Karma yoga

Karma yoga is one of the main paths of yoga that any practitioner can follow. It is described in the Hindu sacred text, as the Bhagavad Gita. Practising karma yoga is the most effective way to develop spiritually. The name comes from the Sanskrit term meaning ‘deed’ or ‘action.’ It is the path of action or selfless service towards others. Karma yoga is an ancient concept.

The spiritual path allows us to pay attention, rather than look for attention. We get to perform our actions without any intention or expectations, seeing life from a broader perspective. Karma yoga takes us closer to our ideal state and spiritual goals. Continually practicing karma yoga will bring about different thoughts from us that allows us to give selflessly for the good of others without self-attachment to the results of our actions.

When what we do becomes a process of liberation instead of entanglement, we know it’s karma yoga. The nature of the activity isn’t important, whether it’s work, or talking to someone, or just going for a walk. Where we are capable of involving ourselves as if that is our life, it transforms us, and action becomes liberating. That is karma yoga.

Karma yoga taught by zen teachers, if practiced regularly gives relevance to how we live our lives. Volunteering our time and effort is used as an example of karma yoga; based on these principles, actions undertaken can be karma yoga. It is the attitude to the action that matters, rather than the action itself. This means acting with the right motives, in the right way, doing our best, but surrendering our attachment to the outcome.

Some teachings recommend using mantras and chanting, before and during the actions, so that we’re able to develop the right mindset and approach to giving selflessly. Although chanting keeps us present and focused, practising and working on a particular mind set and simply being kind to each other is all that is needed here.

Being kind and caring, compassionate, tolerant, patient and understanding are all the things we should be working towards so that we can give selflessly, without expecting things back in return.


20 Jun, 2018

4 thoughts on “Karma yoga

  1. I have to admit that I was thinking of something totally different when I first read the title, but after reading the post, it makes so much more sense.

    I have actually been doing this for a long time without even really realizing it, seeing as it’s one of the primary aspects of service work in AA.

    My biggest downfall has been in having the expectation that I would end up receiving such great rewards, as in lots of money or the perfect partner, when that isn’t really what it’s about.

    I had those chances and let them pass me by because of my fears, doubts and insecurities, so I will have to do my best with what I have today.

    I think it has a lot more to do with just being a decent human being and doing the right things simply because that’s the right thing to do.
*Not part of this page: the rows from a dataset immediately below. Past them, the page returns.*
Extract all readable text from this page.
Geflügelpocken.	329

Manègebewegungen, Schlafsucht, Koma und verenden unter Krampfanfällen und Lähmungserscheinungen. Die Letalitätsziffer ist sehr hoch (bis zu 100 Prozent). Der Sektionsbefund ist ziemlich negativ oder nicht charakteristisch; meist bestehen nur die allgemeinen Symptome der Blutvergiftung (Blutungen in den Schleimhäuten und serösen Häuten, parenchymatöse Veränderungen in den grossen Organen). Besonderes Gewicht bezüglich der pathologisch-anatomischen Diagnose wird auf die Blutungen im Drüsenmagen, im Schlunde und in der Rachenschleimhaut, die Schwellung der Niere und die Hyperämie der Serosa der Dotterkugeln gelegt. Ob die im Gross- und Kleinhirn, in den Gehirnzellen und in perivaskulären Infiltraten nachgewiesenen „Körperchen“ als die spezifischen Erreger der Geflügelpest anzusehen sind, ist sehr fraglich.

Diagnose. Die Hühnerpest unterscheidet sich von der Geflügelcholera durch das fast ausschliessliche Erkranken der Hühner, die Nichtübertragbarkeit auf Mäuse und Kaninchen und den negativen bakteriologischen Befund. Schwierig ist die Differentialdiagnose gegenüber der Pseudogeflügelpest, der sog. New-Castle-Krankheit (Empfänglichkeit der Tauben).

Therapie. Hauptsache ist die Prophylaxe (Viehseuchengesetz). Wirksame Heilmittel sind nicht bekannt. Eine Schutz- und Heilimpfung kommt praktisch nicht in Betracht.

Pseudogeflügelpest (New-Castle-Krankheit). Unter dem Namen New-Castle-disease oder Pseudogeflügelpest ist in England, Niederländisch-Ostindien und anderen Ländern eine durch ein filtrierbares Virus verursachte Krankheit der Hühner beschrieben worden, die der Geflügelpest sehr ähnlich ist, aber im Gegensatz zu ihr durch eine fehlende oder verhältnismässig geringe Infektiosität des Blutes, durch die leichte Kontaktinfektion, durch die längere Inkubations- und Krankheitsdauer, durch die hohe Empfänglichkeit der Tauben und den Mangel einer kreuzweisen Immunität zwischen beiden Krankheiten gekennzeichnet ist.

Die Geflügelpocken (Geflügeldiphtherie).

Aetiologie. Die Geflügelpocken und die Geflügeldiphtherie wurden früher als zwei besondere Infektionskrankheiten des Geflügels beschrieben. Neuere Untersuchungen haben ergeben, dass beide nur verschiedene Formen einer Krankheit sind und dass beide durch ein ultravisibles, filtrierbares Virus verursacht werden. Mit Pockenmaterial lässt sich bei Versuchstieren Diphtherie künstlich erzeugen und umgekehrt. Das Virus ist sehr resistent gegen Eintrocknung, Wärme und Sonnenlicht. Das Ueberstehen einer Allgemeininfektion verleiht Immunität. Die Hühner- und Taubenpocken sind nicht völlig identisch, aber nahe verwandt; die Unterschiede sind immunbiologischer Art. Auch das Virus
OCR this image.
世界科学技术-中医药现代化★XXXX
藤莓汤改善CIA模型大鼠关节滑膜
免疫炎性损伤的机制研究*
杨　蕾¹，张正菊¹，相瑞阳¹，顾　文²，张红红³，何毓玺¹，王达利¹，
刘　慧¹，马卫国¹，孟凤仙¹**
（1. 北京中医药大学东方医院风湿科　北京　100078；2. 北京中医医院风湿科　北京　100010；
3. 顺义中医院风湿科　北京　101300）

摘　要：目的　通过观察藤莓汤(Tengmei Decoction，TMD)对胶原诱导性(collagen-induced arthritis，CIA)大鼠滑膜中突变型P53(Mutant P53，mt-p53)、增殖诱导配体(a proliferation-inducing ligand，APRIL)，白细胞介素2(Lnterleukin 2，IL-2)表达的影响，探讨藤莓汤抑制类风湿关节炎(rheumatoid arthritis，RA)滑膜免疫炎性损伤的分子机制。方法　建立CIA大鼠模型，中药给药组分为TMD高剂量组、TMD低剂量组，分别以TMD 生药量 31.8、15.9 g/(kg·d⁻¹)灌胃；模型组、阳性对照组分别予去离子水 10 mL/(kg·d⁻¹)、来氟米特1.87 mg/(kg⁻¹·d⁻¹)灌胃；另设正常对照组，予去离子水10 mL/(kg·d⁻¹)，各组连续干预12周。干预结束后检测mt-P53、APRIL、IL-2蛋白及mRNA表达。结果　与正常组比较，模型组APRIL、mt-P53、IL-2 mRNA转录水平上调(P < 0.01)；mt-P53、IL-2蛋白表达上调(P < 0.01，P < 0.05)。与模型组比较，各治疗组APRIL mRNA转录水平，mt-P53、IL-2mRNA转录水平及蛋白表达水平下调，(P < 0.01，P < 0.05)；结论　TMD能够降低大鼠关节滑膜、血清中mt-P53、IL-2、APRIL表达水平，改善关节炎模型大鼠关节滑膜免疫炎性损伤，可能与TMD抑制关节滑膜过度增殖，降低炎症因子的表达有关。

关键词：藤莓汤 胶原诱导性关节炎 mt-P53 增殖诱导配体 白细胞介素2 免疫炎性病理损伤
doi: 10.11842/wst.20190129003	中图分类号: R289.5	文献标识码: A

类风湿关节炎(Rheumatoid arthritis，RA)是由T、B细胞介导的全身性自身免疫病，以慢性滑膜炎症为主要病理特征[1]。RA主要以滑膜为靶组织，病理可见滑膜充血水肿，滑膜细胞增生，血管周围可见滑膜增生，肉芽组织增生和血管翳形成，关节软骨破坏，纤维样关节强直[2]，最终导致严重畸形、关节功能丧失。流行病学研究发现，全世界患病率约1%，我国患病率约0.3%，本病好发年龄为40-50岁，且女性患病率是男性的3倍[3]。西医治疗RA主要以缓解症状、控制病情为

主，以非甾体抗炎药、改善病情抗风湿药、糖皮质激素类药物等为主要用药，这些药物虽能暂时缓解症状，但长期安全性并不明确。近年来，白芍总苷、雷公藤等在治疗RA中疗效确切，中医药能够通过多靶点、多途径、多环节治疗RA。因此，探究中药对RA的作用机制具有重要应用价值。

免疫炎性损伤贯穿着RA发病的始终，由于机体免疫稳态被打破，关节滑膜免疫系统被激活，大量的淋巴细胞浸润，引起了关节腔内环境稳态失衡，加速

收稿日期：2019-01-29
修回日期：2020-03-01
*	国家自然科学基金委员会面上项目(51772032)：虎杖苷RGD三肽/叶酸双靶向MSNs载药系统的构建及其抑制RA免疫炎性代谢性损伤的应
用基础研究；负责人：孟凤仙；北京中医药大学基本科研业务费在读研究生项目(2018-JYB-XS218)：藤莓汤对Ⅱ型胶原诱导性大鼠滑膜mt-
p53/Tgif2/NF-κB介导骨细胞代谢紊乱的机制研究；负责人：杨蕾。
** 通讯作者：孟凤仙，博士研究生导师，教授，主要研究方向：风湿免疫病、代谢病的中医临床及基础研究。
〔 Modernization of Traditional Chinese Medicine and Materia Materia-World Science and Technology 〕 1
    1. Thanks Randy. Yes, exercise isn’t just the physical, we must exercise the mind too! Your last paragraph sums up your response beautifully.

      ‘Karma yoga’ has everything to do with being decent human beings and doing the right thing. It’s not only the right thing to do as you say, but it’s what we’re supposed to do. It’s why we’re here.

      I love that Karma yoga is the primary aspects of service work in the ‘AA.’

  2. I don’t pretend to completely understand Karma Yoga, but I do agree with your thoughts in the final paragraph, although I fear for some of us it may be too late.

    1. Honestly, it’s never too late to change or want to be better than we were yesterday.

      I think the problem is centred around culture, families and our beliefs. We’re groomed to believe certain things and follow a certain path. Sadly, we’re not encouraged to think for ourselves. Then there is the ego and abuse, which are centred around these practices.

      Being spiritual is a lifestyle choice and ‘karma yoga’ is something that we can all practice. And as ‘My Story’ shows, we can change at any age, we just have to want to.